The High Court handed down its decision yesterday in Calidad Pty Ltd & Ors v Seiko Epson Corporation & Anor.
Seiko Epson Corporation owns two patents relating to the Epson cartridges, which it manufactures and sells. Once those printer cartridges are sold and used, a third party obtains them and modifies them to be refilled and re-used. The appellants in this case (Calidad) acquired the modified cartridges from the third party and imported them into Australia for sale. The High Court considered whether the modifications made to the Epson printer cartridges to enable their re-use amounted to the making of a new product and infringed Seiko Epson Corporation’s patent rights.
The implied licence doctrine was considered. This doctrine provides that where patented goods are obtained without restriction on their sale or use, the purchaser of the goods has ordinary rights of ownership because the law implies a full licence to use those goods.
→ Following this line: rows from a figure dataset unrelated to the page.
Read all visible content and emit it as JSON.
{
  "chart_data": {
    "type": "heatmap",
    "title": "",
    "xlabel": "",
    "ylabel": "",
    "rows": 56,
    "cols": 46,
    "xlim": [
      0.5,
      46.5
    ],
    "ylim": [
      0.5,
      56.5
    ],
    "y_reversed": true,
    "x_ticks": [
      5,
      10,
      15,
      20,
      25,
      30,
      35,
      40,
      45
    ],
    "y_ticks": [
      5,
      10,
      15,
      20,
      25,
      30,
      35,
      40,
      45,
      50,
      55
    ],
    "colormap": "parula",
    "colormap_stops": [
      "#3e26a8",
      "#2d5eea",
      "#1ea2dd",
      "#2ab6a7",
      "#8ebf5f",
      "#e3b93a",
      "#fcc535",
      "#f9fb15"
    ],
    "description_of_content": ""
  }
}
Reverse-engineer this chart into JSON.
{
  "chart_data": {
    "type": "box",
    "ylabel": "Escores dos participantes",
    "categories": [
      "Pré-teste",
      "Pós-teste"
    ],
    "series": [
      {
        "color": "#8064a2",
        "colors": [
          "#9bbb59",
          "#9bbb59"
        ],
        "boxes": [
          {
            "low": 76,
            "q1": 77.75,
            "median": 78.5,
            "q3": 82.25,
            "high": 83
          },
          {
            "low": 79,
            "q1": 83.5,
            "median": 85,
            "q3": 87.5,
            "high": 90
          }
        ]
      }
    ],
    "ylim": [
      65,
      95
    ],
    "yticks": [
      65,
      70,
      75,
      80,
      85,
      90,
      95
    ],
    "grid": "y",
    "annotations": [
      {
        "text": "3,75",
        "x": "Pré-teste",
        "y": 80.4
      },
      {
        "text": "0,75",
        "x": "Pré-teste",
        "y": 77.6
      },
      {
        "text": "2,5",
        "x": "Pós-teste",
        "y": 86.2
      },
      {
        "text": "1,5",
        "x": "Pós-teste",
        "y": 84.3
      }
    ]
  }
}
Seiko Epson Corporation alleged that Calidad infringed the patents because the modifications made to the original Epson cartridges were such as to extinguish any implied licence. Seiko Epson Corporation was successful before the Full Court of the Federal Court, which found that the modifications made to the original Epson cartridges were not authorised by any implied licence. The Full Court found that the modifications to the original Epson cartridges constituted a making of a new embodiment of the invention claimed in the patents, and thus the sale of those modified cartridges was an infringement.
Calidad appealed to the High Court where the decision was overturned. The High Court considered that the patentee’s rights are exhausted upon the first sale of that product. It found that the modifications to the original Epson cartridges did not amount to an impermissible making of a new product, and that the refilled and restored cartridges were merely modified versions of the products sold by Seiko Epson Corporation. Such modifications were found to be within the scope of the rights of the owner of the cartridges to prolong their life and make them more useful, and were thus not an infringement of the patents.